Dear Deidre: what the hell do you know about web censorship?

Dear-Deidre-462x245

Dear Deidre: what the hell do you know about web censorship?

It’s hard to know where to start picking holes in the 89-page report of the Independent Parliamentary Inquiry into Online Child Protection (PDF), which heartily recommends that ISPs should censor internet content by default. It has more of them than a golf course.

You could for example question the credentials of The Sun’s agony aunt, “Dear Deidre” Sanders as the Inquiry’s first expert witness. She thinks children should be protected from online pornography, but she’s OK with children looking at Page 3 girls because “the Editor of The Sun thinks it’s okay” and because “nine million people read it”. I’ve got news for you, Deidre: there’s a few more people on the internet.

You could question whether a survey of Mumsnet site visitors should really be used as prima facie evidence that parents are genuinely concerned about children accessing adult material, as it is on p13 of the report.  Especially given the sample size and questions asked are curiously omitted.

Chairman Claire Perry MP and her cross-party band of acolytes appear to have been seduced by TalkTalk’s network-level filter, without any serious analysis of its effectiveness

You might also question the authority of a report that claims there’s no need to come up with a new means of classifying adult content on the web, because “both Ofcom and the British Board of Film Classification have well-developed and accepted ratings of adult content” – as if a website could be judged on the same basis as Basic Instinct.  Not to mention the fact that the BBFC only has to vet a few hundred films each year, and that Google gave up counting the number of individual web pages it crawled when the number reached the hundreds of billions.

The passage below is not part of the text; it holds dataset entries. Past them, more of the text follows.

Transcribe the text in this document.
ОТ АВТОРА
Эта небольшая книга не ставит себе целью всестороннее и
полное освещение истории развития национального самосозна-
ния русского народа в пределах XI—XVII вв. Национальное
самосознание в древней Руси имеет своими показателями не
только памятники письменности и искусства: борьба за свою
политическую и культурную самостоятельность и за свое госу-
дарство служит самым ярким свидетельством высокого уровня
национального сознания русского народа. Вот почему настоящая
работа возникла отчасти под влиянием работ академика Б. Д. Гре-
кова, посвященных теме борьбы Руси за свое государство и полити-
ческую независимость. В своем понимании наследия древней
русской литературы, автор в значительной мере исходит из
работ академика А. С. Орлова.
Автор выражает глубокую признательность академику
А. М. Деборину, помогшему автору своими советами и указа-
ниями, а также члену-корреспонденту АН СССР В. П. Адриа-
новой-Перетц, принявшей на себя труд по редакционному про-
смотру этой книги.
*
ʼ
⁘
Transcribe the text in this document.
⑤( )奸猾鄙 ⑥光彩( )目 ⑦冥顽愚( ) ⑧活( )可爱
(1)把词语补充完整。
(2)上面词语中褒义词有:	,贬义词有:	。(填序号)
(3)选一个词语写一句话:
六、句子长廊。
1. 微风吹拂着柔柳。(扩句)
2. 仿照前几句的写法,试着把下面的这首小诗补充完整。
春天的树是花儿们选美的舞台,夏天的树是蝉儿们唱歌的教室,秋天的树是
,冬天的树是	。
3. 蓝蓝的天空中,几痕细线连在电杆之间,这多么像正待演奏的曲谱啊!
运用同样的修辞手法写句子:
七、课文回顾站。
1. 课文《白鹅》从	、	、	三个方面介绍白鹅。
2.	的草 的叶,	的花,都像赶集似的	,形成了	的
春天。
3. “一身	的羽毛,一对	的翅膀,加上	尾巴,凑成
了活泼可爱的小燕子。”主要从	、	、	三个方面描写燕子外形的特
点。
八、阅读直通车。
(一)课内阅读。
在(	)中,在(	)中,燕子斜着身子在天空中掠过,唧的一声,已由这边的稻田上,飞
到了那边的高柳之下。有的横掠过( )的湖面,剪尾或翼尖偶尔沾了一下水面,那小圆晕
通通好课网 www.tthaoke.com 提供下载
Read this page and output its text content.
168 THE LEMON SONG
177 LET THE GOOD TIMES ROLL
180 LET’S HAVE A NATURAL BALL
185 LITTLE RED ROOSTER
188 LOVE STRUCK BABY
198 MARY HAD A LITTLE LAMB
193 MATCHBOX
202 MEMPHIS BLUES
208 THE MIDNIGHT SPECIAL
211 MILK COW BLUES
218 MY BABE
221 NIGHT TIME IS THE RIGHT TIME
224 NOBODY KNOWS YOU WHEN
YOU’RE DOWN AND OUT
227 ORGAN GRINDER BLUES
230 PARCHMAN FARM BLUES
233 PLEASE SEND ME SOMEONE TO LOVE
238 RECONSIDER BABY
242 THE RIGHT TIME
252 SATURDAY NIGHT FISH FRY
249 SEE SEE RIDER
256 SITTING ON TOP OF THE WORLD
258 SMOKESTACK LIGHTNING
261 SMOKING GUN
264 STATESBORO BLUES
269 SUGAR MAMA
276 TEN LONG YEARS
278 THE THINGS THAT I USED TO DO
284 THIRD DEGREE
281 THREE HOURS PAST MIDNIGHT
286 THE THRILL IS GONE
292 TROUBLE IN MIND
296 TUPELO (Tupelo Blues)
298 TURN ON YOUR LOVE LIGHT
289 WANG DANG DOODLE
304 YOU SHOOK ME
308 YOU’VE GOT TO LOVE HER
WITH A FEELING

But what irritates me above all else about this call for network-level censorship of the internet is the way it writes off the legitimate concerns of Britain’s two biggest ISPs on the grounds that “their main objections appeared to be ideological, not commercial”. As if being concerned about the ethics of censoring the connections of millions of British internet users is somehow petty.

My concerns about forcing people to opt-in to see adult content are both ideological and practical. Chairman Claire Perry MP and her cross-party band of acolytes appear to have been seduced by TalkTalk’s network-level filter, without any serious analysis of its effectiveness.

TalkTalk’s HomeSafe, for example, applies blanket settings across all of your devices. Set the system to maximum security to protect the five-year-old in your home and mum and dad can’t even visit the National Lottery site. What’s more, it doesn’t stop kids looking at whatever they like via smartphone apps – it only blocks browser traffic – and obviously can’t do anything about sites they visit on their mobile once they leave the house.

Worse still, HomeSafe “works by filtering websites against a blacklist of domains,” according to TalkTalk. “That blacklist is constantly updated through daily keyword searches, manual assessment and customer feedback.” Keyword searches for terms such as “sluts”, “double penetration” or “anal sex” no doubt. All terms you’ll find in the report hosted on Claire Perry’s website.

Wouldn’t it be a terrible shame if a network-level filter inadvertently blocked Perry’s site, in order to protect the kiddywinks?